Thank you very much, this journal happens to be accessible. :-)

> The authors indicate [...] Because multiple iridium spikes were
> distributed over a temporally long Cretaceous-Tertiary duration, they
> indicate also that the source of the iridium was likely the Deccan
> Traps volcanism, and not an asteroid impact.

There are two big problems with this, IMHO.
Firstly, those multiple iridium spikes aren't found elsewhere, so I
suspect... hm... no, repeated leaching and redeposition by water should be
quite difficult with Ir... hm. :-]
Secondly, the Ir cannot _possibly_ have come from the Deccan traps, for 3
reasons:
- The Deccan basalts contain 0.1 ppt (zero point one parts per trillion)
iridium -- this is one of the lowest values ever measured.
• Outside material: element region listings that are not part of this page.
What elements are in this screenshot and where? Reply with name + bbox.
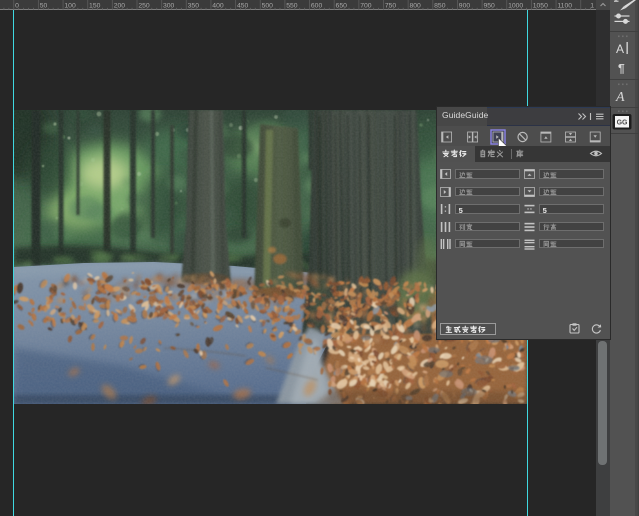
svg-text:800: 800 <box>410 2 422 9</box>
svg-text:300: 300 <box>163 2 175 9</box>
svg-text:900: 900 <box>459 2 471 9</box>
svg-text:¶: ¶ <box>618 62 625 76</box>
svg-text:550: 550 <box>286 2 298 9</box>
svg-text:600: 600 <box>311 2 323 9</box>
svg-text:400: 400 <box>212 2 224 9</box>
svg-text:100: 100 <box>64 2 76 9</box>
svg-text:1100: 1100 <box>557 2 572 9</box>
svg-text:750: 750 <box>385 2 397 9</box>
svg-text:200: 200 <box>114 2 126 9</box>
svg-text:700: 700 <box>360 2 372 9</box>
svg-text:450: 450 <box>237 2 249 9</box>
svg-text:250: 250 <box>138 2 150 9</box>
svg-text:A: A <box>616 42 624 56</box>
svg-text:850: 850 <box>434 2 446 9</box>
svg-text:950: 950 <box>483 2 495 9</box>
svg-text:150: 150 <box>89 2 101 9</box>
svg-text:650: 650 <box>336 2 348 9</box>
svg-text:A: A <box>615 90 625 105</box>
svg-text:350: 350 <box>188 2 200 9</box>
svg-text:500: 500 <box>262 2 274 9</box>
svg-text:GG: GG <box>617 120 628 127</box>
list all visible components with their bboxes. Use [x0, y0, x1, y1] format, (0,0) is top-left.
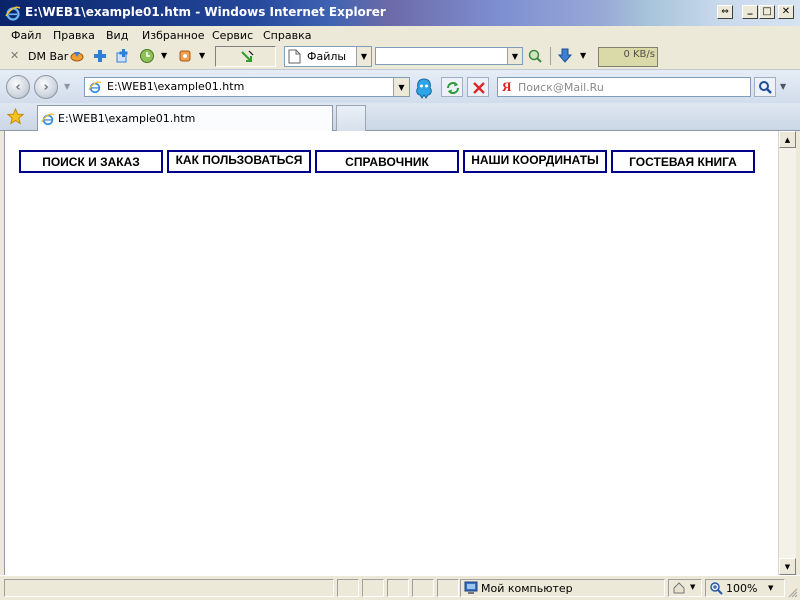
new-tab-button[interactable] — [336, 105, 366, 131]
combo-dropdown-arrow-icon[interactable]: ▼ — [507, 48, 522, 64]
page-ie-icon — [88, 81, 102, 94]
protected-mode-pane[interactable]: ▼ — [668, 579, 702, 597]
close-toolbar-icon[interactable]: ✕ — [10, 49, 19, 62]
stop-button[interactable] — [467, 77, 489, 97]
protected-mode-dropdown-icon[interactable]: ▼ — [690, 583, 695, 591]
status-bar: Мой компьютер ▼ 100% ▼ — [0, 575, 800, 600]
dm-bar-label[interactable]: DM Bar — [28, 50, 68, 63]
download-manager-icon[interactable] — [69, 48, 85, 64]
tab-active[interactable]: E:\WEB1\example01.htm — [37, 105, 333, 131]
nav-link-directory[interactable]: СПРАВОЧНИК — [315, 150, 459, 173]
vertical-scrollbar[interactable]: ▲ ▼ — [778, 131, 796, 575]
forward-button[interactable]: › — [34, 75, 58, 99]
dm-toolbar: ✕ DM Bar ▼ ▼ Файлы ▼ ▼ ▼ 0 KB/s — [0, 45, 800, 69]
nav-link-search-order[interactable]: ПОИСК И ЗАКАЗ — [19, 150, 163, 173]
yandex-logo-icon: Я — [502, 79, 512, 94]
search-input[interactable]: Я Поиск@Mail.Ru — [497, 77, 751, 97]
plugin-icon[interactable] — [177, 48, 193, 64]
scroll-down-icon: ▼ — [784, 562, 791, 571]
scroll-down-button[interactable]: ▼ — [779, 558, 796, 575]
add-download-icon[interactable] — [93, 49, 107, 63]
search-placeholder: Поиск@Mail.Ru — [518, 81, 604, 94]
maximize-button[interactable]: □ — [759, 5, 775, 19]
back-button[interactable]: ‹ — [6, 75, 30, 99]
restore-icon: ⇔ — [721, 6, 729, 17]
scheduler-dropdown-icon[interactable]: ▼ — [161, 51, 167, 60]
window-title: E:\WEB1\example01.htm - Windows Internet… — [25, 5, 386, 19]
scroll-up-icon: ▲ — [784, 135, 791, 144]
search-options-dropdown-icon[interactable]: ▼ — [780, 82, 786, 91]
drop-target-arrow-icon — [241, 50, 254, 62]
status-pane — [412, 579, 434, 597]
zone-pane[interactable]: Мой компьютер — [460, 579, 665, 597]
menu-bar: Файл Правка Вид Избранное Сервис Справка — [0, 26, 800, 45]
refresh-button[interactable] — [441, 77, 463, 97]
maximize-icon: □ — [762, 6, 772, 17]
files-dropdown[interactable]: Файлы ▼ — [284, 46, 372, 67]
zone-label: Мой компьютер — [481, 582, 573, 595]
download-dropdown-icon[interactable]: ▼ — [580, 51, 586, 60]
address-dropdown-icon[interactable]: ▼ — [393, 78, 409, 96]
search-go-icon — [759, 81, 772, 94]
tab-title: E:\WEB1\example01.htm — [58, 112, 196, 125]
nav-link-how-to-use[interactable]: КАК ПОЛЬЗОВАТЬСЯ — [167, 150, 311, 173]
file-icon — [288, 49, 301, 64]
resize-grip-icon[interactable] — [788, 588, 798, 598]
zoom-level: 100% — [726, 582, 758, 595]
close-button[interactable]: ✕ — [778, 5, 794, 19]
zoom-pane[interactable]: 100% ▼ — [705, 579, 785, 597]
history-dropdown-icon[interactable]: ▼ — [64, 82, 70, 91]
tab-ie-icon — [41, 113, 55, 126]
nav-link-guestbook[interactable]: ГОСТЕВАЯ КНИГА — [611, 150, 755, 173]
address-url: E:\WEB1\example01.htm — [107, 80, 245, 93]
address-input[interactable]: E:\WEB1\example01.htm ▼ — [84, 77, 410, 97]
status-pane — [337, 579, 359, 597]
mail-agent-icon[interactable] — [413, 77, 435, 99]
stop-icon — [473, 82, 485, 94]
toolbar-search-combo[interactable]: ▼ — [375, 47, 523, 65]
toolbar-search-icon[interactable] — [527, 48, 543, 64]
my-computer-icon — [464, 581, 478, 594]
zoom-dropdown-icon[interactable]: ▼ — [768, 584, 773, 592]
refresh-icon — [447, 82, 459, 94]
menu-file[interactable]: Файл — [11, 29, 41, 42]
zoom-icon — [710, 582, 723, 595]
drop-target[interactable] — [215, 46, 276, 67]
toolbar-separator — [550, 47, 551, 65]
add-multiple-icon[interactable] — [115, 48, 131, 64]
minimize-icon: _ — [747, 3, 753, 15]
menu-edit[interactable]: Правка — [53, 29, 95, 42]
menu-view[interactable]: Вид — [106, 29, 128, 42]
status-pane — [362, 579, 384, 597]
search-go-button[interactable] — [754, 77, 776, 97]
scheduler-icon[interactable] — [139, 48, 155, 64]
speed-meter: 0 KB/s — [598, 47, 658, 67]
menu-favorites[interactable]: Избранное — [142, 29, 204, 42]
download-arrow-icon[interactable] — [558, 48, 572, 64]
menu-tools[interactable]: Сервис — [212, 29, 253, 42]
menu-help[interactable]: Справка — [263, 29, 311, 42]
ie-logo-icon — [5, 6, 21, 21]
status-text-pane — [4, 579, 334, 597]
nav-link-contacts[interactable]: НАШИ КООРДИНАТЫ — [463, 150, 607, 173]
favorites-star-icon[interactable] — [7, 108, 24, 125]
restore-button[interactable]: ⇔ — [717, 5, 733, 19]
page-viewport: ПОИСК И ЗАКАЗ КАК ПОЛЬЗОВАТЬСЯ СПРАВОЧНИ… — [4, 131, 778, 575]
plugin-dropdown-icon[interactable]: ▼ — [199, 51, 205, 60]
tab-bar: E:\WEB1\example01.htm — [0, 103, 800, 131]
files-dropdown-arrow-icon[interactable]: ▼ — [356, 47, 371, 66]
scroll-up-button[interactable]: ▲ — [779, 131, 796, 148]
forward-icon: › — [43, 79, 49, 95]
title-bar[interactable]: E:\WEB1\example01.htm - Windows Internet… — [0, 0, 800, 26]
minimize-button[interactable]: _ — [742, 3, 758, 19]
status-pane — [387, 579, 409, 597]
status-pane — [437, 579, 459, 597]
close-icon: ✕ — [781, 6, 791, 17]
address-bar: ‹ › ▼ E:\WEB1\example01.htm ▼ Я Поиск@Ma… — [0, 69, 800, 103]
home-zone-icon — [673, 582, 685, 594]
files-label: Файлы — [307, 50, 347, 63]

Ref:
James Lawrence Powell: Night Comes to the Cretaceous. Dinosaur extinction
and the transformation of modern geology, W. H. Freeman 1998
- The main phase of Deccan volcanism ended some 100,000 years before the K-T
boundary. Ref:
G. Ravizza & B. Peucker-Ehrenbrink: Chemostratigraphic evidence of Deccan
Volcanism from the Marine Osmium Isotope Record, Science 302, 1392 -- 1395
(21 November 2003). (This paper happens to confirm your idea that the Deccan
volcanism produced a greenhouse.)
- The volcanism at Deccan was effusive -- flood basalts -- and not
explosive, and therefore cannot have blasted heavy stuff like Ir high up
into the atmosphere (so that it could have fallen down all over the globe).